# Search write throttling
<a name="Durability.SearchThrottling"></a>

To maintain optimal performance and data durability, ElastiCache in **durable mode** implements write throttling on search traffic when necessary. Throttling helps ensure that automatic backup mechanisms operate effectively without falling behind during periods of high write activity. By temporarily reducing write throughput, the system preserves the integrity of the Multi-AZ transactional log, which is essential for fast database recovery and restart.

## Scope of throttling
<a name="Durability.SearchThrottling.Scope"></a>

Only write commands targeting keys that belong to a search index are throttled. Writes to non-indexed keys and all read commands are **not** affected.

The following commands are subject to throttling when they target indexed keys:


**Commands subject to search write throttling**  

| Category | Commands | 
| --- | --- | 
| Hash | HSET, HSETNX, HMSET, HINCRBY, HINCRBYFLOAT, HDEL | 
| JSON | JSON.SET, JSON.DEL, JSON.NUMINCRBY, JSON.NUMMULTBY, JSON.STRAPPEND, JSON.ARRAPPEND, JSON.ARRINSERT, JSON.ARRPOP, JSON.ARRTRIM, JSON.TOGGLE, JSON.CLEAR, JSON.MERGE | 
| Generic | DEL, UNLINK, RENAME, RENAMENX, COPY, RESTORE | 

## What clients experience
<a name="Durability.SearchThrottling.ClientExperience"></a>

Throttled commands are **delayed, not rejected**. Affected writes take longer to complete but still succeed. No errors are returned to the client.

You can observe the impact through the following Amazon CloudWatch metrics:
+ `SuccessfulWriteRequestLatency` and `SearchBasedSetCmdsLatency` — Reflect increased latency on affected writes.
+ `SearchWriteThrottleActive`, `SearchWriteThrottledClientsCount`, and `SearchWriteThrottleEvents` — Indicate whether throttling is active and to what degree. See [Monitoring](#Durability.SearchThrottling.Monitoring) for details.

## When throttling activates
<a name="Durability.SearchThrottling.Activation"></a>

The system monitors CPU usage of the search module's writer threads over a rolling 2-hour window. Throttling activates when the average CPU usage during that window exceeds 50%, and adjusts the allowed write rate to bring average utilization back to 50%.

Because the metric is averaged over a 2-hour window, short bursts of elevated CPU usage do not trigger throttling on their own — as long as they are offset by lower usage within the same window.

To prevent over-throttling, the system also evaluates current CPU usage in real time.
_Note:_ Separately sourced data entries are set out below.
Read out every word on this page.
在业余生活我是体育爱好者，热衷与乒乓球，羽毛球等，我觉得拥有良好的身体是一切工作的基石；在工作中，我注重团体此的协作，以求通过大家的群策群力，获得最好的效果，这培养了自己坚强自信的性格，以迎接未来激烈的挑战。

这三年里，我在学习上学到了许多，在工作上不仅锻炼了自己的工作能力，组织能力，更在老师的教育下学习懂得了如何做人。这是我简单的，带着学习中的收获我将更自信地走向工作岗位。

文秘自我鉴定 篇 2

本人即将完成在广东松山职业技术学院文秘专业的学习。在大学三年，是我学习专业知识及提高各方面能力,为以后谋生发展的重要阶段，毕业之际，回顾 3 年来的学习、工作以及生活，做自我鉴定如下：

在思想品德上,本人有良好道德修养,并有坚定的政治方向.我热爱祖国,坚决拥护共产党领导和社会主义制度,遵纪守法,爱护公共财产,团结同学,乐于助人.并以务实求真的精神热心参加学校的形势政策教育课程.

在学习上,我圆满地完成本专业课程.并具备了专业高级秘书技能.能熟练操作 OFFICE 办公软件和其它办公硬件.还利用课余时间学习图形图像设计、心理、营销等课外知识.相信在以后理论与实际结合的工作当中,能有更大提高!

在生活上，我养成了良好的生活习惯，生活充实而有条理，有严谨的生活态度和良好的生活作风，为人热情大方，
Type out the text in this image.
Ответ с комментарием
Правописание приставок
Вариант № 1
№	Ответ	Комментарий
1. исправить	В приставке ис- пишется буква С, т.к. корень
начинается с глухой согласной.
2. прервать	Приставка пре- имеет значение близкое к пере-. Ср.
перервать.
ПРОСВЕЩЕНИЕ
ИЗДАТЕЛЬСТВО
If current CPU usage is already at 50% or below, the system holds the write rate steady rather than reducing it further, even if the 2-hour average remains above the threshold. This ensures that write capacity never falls below 50% of normal throughput.

## When throttling deactivates
<a name="Durability.SearchThrottling.Deactivation"></a>

Once the 2-hour average CPU usage drops below 50%, the system gradually increases the allowed write rate until full throughput is restored and throttling deactivates.

## Monitoring
<a name="Durability.SearchThrottling.Monitoring"></a>

The following Amazon CloudWatch metrics are available for monitoring search write throttling:


**Search write throttling CloudWatch metrics**  

| Metric | Description | Unit | 
| --- | --- | --- | 
| SearchWriteThrottleActive | Indicates whether throttling is currently active. 1 = active, 0 = inactive. | Boolean | 
| SearchWriteThrottledClientsCount | The number of client connections currently being throttled. | Count | 
| SearchWriteThrottleEvents | The number of throttle events within the reporting interval. | Count | 
| SearchWriteCPUUtilization | Current CPU utilization of the search writer threads. | Percent | 

## Best practices
<a name="Durability.SearchThrottling.BestPractices"></a>
+ **Monitor `SearchWriteCPUUtilization`** — Track your search write CPU usage to understand your workload patterns and anticipate when you might approach the throttling threshold.
+ **Monitor `SearchWriteThrottleActive`** — Track whether throttling is active so you can investigate and respond promptly.
+ **Plan sustained ingestion around the 2-hour window** — The system uses a 2-hour rolling average, so short bursts of high write activity are fully supported as long as they are offset by lower usage within the same window.
+ **Scale your cluster if you observe sustained or frequent throttling** — If your workload consistently exceeds the threshold and throttling impacts your application's latency requirements, consider scaling to add capacity.